How to beat jet lag is something that’s absolutely worth every traveller having in their bag of tricks, especially so you can make the most of your travels. Alas, it’s also one that, can sometimes prove the trickiest to master. (*Tricky but not impossible! 😉)
A little over a week ago, I was in the throes of what has got to be the worst jet lag I’ve ever experienced. Ironically, I did everything I could (within reason) to try to pre-empt it and avoid it.
I upgraded my plane tickets so I could sleep on the long-haul flights, I tried changing my sleeping patterns a few days before so I could arrive on the local sleeping pattern, I cleared out a whole day for sleeping (and intermittent TV watching) to help me rest from all the travelling and yet, I still ended up being well and truly jet lagged.
That particular stream of jet lag was so strange in that it followed no pattern. Usually when I’m jet-lagged, I get tired at specific times of the day – usually, at times I would normally go to bed in my previous time zones. With this one – I would end up sleeping at 3am, waking up at 8am, then falling asleep at 11.30am (27.5 hours later), waking up at 8pm and then going to bed at 1am and waking up at 4am. It was ridiculous!
It also kinda made sense. After a month in Canada, I’d been in the UK for a few days and then moved on to Thailand for over a week. There was almost a 14 hour time difference between where we were in Canada and Thailand. jet lag like that was always bound to be awkward.
Suffice to say, I’d let all my ‘seasoned’ jet lag experience escape me for those few days and just tried to ‘wing it’. It wasn’t until I consciously sat down and planned to deal with it that I finally managed to wrangle myself out of jet lag and into ‘regular time’.
With the reminder of how terrible jet lag can truly be, I just wanted to share with you a few things to help you fight your jet lag when it happens to you.

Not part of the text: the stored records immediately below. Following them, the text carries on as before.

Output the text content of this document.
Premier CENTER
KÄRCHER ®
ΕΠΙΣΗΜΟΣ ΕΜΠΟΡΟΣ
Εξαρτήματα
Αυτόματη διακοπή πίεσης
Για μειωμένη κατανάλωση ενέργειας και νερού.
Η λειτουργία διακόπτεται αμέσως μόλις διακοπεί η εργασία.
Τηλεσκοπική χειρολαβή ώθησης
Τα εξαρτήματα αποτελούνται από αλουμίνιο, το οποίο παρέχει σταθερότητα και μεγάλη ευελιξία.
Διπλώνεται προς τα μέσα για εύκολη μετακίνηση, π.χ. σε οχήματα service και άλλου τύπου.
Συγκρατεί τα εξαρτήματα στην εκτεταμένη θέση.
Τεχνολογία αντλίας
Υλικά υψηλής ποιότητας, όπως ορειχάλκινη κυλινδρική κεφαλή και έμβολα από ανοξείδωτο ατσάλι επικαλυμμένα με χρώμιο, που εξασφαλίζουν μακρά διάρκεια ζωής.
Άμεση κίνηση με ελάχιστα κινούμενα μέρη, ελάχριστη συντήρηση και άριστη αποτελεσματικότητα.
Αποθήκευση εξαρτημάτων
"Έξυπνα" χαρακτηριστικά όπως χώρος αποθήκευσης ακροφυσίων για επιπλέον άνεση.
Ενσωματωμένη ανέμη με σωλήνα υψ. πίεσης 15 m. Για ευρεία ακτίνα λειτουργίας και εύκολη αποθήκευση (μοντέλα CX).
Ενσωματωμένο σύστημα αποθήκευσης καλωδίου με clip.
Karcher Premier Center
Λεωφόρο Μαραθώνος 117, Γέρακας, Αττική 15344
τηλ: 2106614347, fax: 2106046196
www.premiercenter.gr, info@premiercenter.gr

1.) Set yourself a routine.
This is probably the best thing to help you get out of your jet lag funk.
Don’t get me wrong, having to go to work on a Monday morning after a 2-week vacation in Hawaii/The Maldives/Insert-Your-Dream-Destination-Here might not be something you’re looking forward to but it actually does help force you back into a routine.
This helps you set boundaries for your sleep and gets your right back on track. Just a bit of a heads up – this will involve a few days of feeling absolutely knackered so it’s not enough to do just on its own. There are a few extra things below to do in addition to having this routine.
2.) Stay awake as long as you possibly can in your current time zone and then sleep for as long as you can when you go to bed.
It’s as simple as that really. If you arrive in the evening/late at night – it’s pretty easy. Just go to bed straight away. Chances are you’ll be tired from your travel anyway.
If you arrive in the morning/afternoon, well then you better find yourself the strongest coffee possible, strap on your walking shoes and head out exploring till later that evening.
Don’t worry, with this second scenario, you are allowed to go to bed ‘early-ish’ (this meaning anytime from around 8pm). You’ll be so knackered by the time you go to bed that you’ll end up sleeping for much longer than normal and not only wake up refreshed, you’ll also wake up bright and early in the morning – fresh and ready to explore the destinations you’re in!
3.) Know that it will take some effort somewhere.
No point pretending that beating jet lag is easy. It really isn’t.
Caffeinate if you have (perhaps more so when you get back home on your normal routine). Go on long walks to stay awake if you have to. Sit in an upright chair instead of cosying up in bed if you need to. Point is, jet lag won’t just ‘go away’ itself.
It will take some effort on your part to have to get rid of it and the sooner you recognise and allow for this, the sooner you start to get rid of it.
4.) Sleep as much as possible.
The most frustrating symptom of jet lag has got to be the constant tiredness that follows you around either from getting too little sleep or from your body feeling like you need to get to sleep.
Whatever the cause is, be sure to leave yourself with ample time to sleep. This is no time no curtail on sleep (which sounds contradictory to the 2nd point above but actually isn’t – the 2nd point above involves postponing sleep till appropriate, not cutting it short).
Also, when it all boils down to it – your body needs sleep for you to function properly. You are so much better off being well rested but in the wrong time zone (sleep-wise) than being in the right time zone and being constantly exhausted all the time.
5.) Give yourself time to get over it.
When you arrive wherever you’re going – especially so when you get back home, set aside a few days to help you deal with jet lag.
Don’t try rushing back to work the very next day after you’ve been halfway across the world for 2 weeks. I know this one might be a trickier one to muster – due to having limited holiday time off work but wherever possible, factor this into your plans and leave yourself with a couple of days after you get back home (depending on how extreme the time difference is) to rest and fight your jet lag – or even just to sleep properly before you throw yourself fully into your daily routine.